Explanation: Cross your hands, lacing the fingers together, turn the palms so that they are outward and stretch the hands slowly and cautiously upwards as much as possible. In this way, we will release and reduce the tension and stress we have in the shoulders and neck, which are the center of mind and emotion, and also maintain the lower back.

It is important to remember that the stretch should be performed in a controlled and slow manner while listening to and our body. During the stretch we inhale, hold the air in for a few seconds, according to the time of the stretch, and exhale when releasing the hands.

Exercise # 7: Transitioning from floating to standing

Explanation: This is one of the most important exercises for practicing the WEST Swimming method of dealing with hydrophobia, fear of the water. Hold the wall with two straight hands, inhale through the mouth and slowly and carefully lower the head into the water, with your gaze turned down, to the bottom of the pool. Only after your head is in the water, while keeping the air in, ease your feet off the floor and let them float. After about 2-3 seconds with your feet floating, begin to release air through the nose and slowly bend the knees towards the abdomen until they are at 90 degrees with the bottom of the pool. Put both feet on the bottom of the pool and only then, safely, raise your head and inhale. If after a few exercises you feel safe and relaxed, you can practice with a lighter grasp of the wall and release of the shoulders.

It is important to remember that the exercise must be performed in a safe haven. That is, at a depth where you stand in a safe and stable way, while holding the wall. Thus, the level of pressure and stress will decrease, which will allow you to practice in a fun, enjoyable, and empowering way, that will definitely advance you toward your next goal in the WEST swimming technique.

The order of actions must be observed; only after the head is in the water with the ears between the hands, the gaze is directed to the bottom, while keeping the air in, and then releasing the feet from the bottom. If we lift our feet from the bottom before putting our heads into the water, we might try to hold our breath while inhaling the air, which will cause stress, which of course is what we want to release in the water in particular and in our personal lives in general.

Also, for the same reasons, we must keep the order of actions in the transition back from floating to standing – only when our feet touch the bottom we raise our heads.
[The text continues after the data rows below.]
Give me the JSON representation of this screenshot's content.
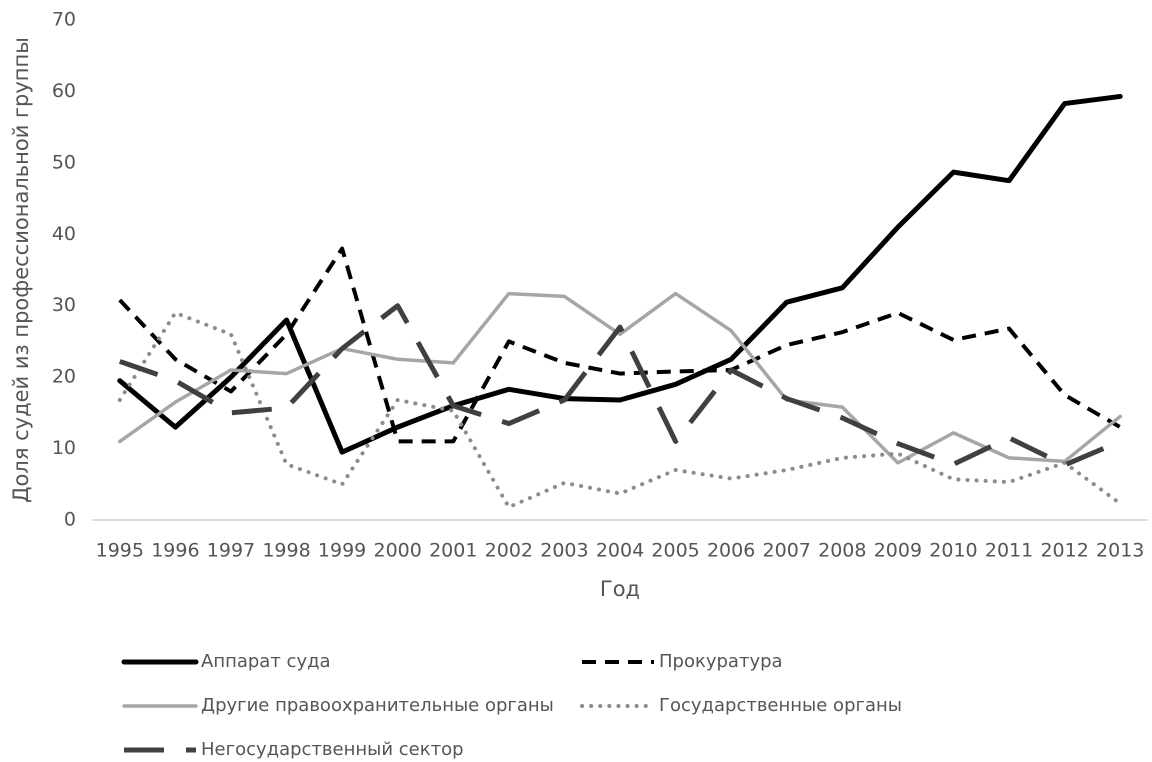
{
  "chart_data": {
    "type": "line",
    "x_label": "Год",
    "y_label": "Доля судей из профессиональной группы",
    "categories": [
      "1995",
      "1996",
      "1997",
      "1998",
      "1999",
      "2000",
      "2001",
      "2002",
      "2003",
      "2004",
      "2005",
      "2006",
      "2007",
      "2008",
      "2009",
      "2010",
      "2011",
      "2012",
      "2013"
    ],
    "ylim": [
      0,
      70
    ],
    "yticks": [
      0,
      10,
      20,
      30,
      40,
      50,
      60,
      70
    ],
    "grid": false,
    "legend": "bottom",
    "series": [
      {
        "name": "Аппарат суда",
        "color": "#000000",
        "dash": "solid",
        "values": [
          19.5,
          13,
          20,
          28,
          9.5,
          13,
          16,
          18.3,
          17,
          16.8,
          19,
          22.5,
          30.5,
          32.5,
          41,
          48.7,
          47.5,
          58.3,
          59.3
        ]
      },
      {
        "name": "Прокуратура",
        "color": "#000000",
        "dash": "dashed",
        "values": [
          30.8,
          22.5,
          18,
          26,
          38,
          11,
          11,
          25,
          22,
          20.5,
          20.8,
          21,
          24.5,
          26.3,
          29,
          25.2,
          26.8,
          17.5,
          13
        ]
      },
      {
        "name": "Другие правоохранительные органы",
        "color": "#a6a6a6",
        "dash": "solid",
        "values": [
          11,
          16.5,
          21,
          20.5,
          24,
          22.5,
          22,
          31.7,
          31.3,
          26,
          31.7,
          26.5,
          16.8,
          15.8,
          8,
          12.2,
          8.7,
          8.2,
          14.5
        ]
      },
      {
        "name": "Государственные органы",
        "color": "#8c8c8c",
        "dash": "dotted",
        "values": [
          16.8,
          29,
          26,
          7.8,
          5,
          16.8,
          15.3,
          1.8,
          5.2,
          3.7,
          7,
          5.8,
          7,
          8.7,
          9.3,
          5.7,
          5.3,
          8,
          2.3
        ]
      },
      {
        "name": "Негосударственный сектор",
        "color": "#404040",
        "dash": "longdash",
        "values": [
          22.2,
          19.5,
          15,
          15.7,
          24,
          30,
          16,
          13.5,
          16.8,
          27,
          11,
          21,
          17,
          14.3,
          10.7,
          7.8,
          11.5,
          7.7,
          11
        ]
      }
    ]
  }
}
Exercise # 8: Lying, 3 bends of knees and standing – strengthening the core muscles

Explanation: After performing the previous exercise several times and feeling comfortable with it, it’s time to perfect it. This time, we straighten and bend the knees to 90 degrees between two and three times. Hold the wall with both hands, put your head in the water, and straighten your legs, floating them. Bend our knees to the belly, straighten back, and bend again, straighten and bend for the last time, put two feet on the bottom of the pool, lift your head with a big smile and a breath of air.

It is important to remember: It is important to perform the exercise only after we feel confident in performing the previous exercise. In addition, while folding the knees and straightening several times, we must keep the air in and only in the last fold exhale in the water and blow bubbles through the nose. Also, during the practice, keep the head position correct where the ears are between the hands and the gaze is in a straight line towards the bottom of the pool.

For how long should we do each exercise?

Each motion exercise should be done for exactly 5 minutes, each stretch for exactly a minute (10 seconds shaking shoulders and 10 seconds more).

When we are asked to practice for 40 minutes, we finish 28 minutes (5 5-minute exercises and 3 one-minute stretching exercises) and begin Exercise # 1 again.

** Dealing with water fear is definitely challenging! We at Water World believe that with will, perseverance and practice of the WEST technique to dealing with anxiety, anyone is able to overcome phobia and without realizing it, to find himself floating on the water and learning how to do the swimming movements which are right for him in order to advance efficiently, while maintaining the health of the neck and lower back as strictly as they are maintained by the WEST method.